Fonterra is currently undergoing a review of its structure and management and is expected to report back to its farmer shareholders in the coming weeks.
Theo Spierings, CEO of Fonterra – New Zealand’s largest company, told Radio New Zealand that it has pulled in key talent from all over the world to look at the situation.
“The current process with McKinsey is trimming the sails,” he said, “and is a complete business review. We want to have a fresh set of eyes.”
The move comes at a time when Fonterra has come in for severe criticism over the price it’s paying its farmers, its structure and product make up.
However, Spierings said the Fonterra house “is in order” and the company has a strong engine that can cope with volatility.
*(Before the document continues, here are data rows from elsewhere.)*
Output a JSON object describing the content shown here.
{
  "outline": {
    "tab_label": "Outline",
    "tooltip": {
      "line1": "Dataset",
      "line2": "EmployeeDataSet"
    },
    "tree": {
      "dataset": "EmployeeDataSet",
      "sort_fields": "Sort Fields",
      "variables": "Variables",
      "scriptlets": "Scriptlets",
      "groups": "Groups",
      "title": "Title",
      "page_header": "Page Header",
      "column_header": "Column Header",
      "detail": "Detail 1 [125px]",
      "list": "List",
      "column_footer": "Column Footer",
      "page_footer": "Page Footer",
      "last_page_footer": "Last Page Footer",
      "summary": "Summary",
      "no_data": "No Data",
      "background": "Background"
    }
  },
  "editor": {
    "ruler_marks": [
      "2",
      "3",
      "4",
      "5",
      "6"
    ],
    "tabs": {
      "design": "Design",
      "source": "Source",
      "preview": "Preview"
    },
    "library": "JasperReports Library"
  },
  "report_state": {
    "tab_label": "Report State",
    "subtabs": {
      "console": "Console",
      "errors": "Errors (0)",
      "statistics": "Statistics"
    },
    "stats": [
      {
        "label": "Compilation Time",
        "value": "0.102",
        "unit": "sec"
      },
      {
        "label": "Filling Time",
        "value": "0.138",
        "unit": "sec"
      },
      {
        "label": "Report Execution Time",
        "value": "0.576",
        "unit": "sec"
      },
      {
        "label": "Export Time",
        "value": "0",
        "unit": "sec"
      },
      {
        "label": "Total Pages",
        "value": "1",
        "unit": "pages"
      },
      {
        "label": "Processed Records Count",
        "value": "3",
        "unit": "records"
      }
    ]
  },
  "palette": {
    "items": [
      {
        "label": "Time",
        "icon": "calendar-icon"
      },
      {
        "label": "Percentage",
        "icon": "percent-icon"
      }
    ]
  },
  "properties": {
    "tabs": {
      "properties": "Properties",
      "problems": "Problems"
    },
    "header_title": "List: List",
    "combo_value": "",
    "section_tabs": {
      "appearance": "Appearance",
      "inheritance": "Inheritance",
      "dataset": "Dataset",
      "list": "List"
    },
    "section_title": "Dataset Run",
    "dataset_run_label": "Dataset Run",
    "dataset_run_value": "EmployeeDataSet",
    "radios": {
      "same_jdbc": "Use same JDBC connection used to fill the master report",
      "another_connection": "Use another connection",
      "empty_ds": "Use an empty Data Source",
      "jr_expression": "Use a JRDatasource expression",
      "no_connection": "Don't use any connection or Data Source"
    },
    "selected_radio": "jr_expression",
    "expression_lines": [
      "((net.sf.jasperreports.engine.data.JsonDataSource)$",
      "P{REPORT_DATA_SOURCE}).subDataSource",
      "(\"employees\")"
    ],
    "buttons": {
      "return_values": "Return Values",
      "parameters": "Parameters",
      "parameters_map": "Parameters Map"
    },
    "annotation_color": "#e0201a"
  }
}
“But the volatility we have right now is so severe and there is definitely pressure on farmers’ balance sheets.”
Global Dairy Trade
“This financial year we are selling 26% of our solids on the Global Dairy Trade and that used to be over 40%, so we are selling less on that platform and that should drive a stronger milk price.”
He also addressed concerned around the number of highly-paid staff on its books.
Fonterra has 17 people on its pay roll of more than NZ$1m a a year (€634,000), he said, but that four or five years ago it had 29 on those salary levels, and that number is reducing.
He disagreed with suggestions that Fonterra is trying to do too much, from milk processing to marketing of end product.
“You should see us like a refinery. We make a product and there are always by-products. If you start splitting the company you create in-efficiencies and in-effictiveness and you start to lose value.”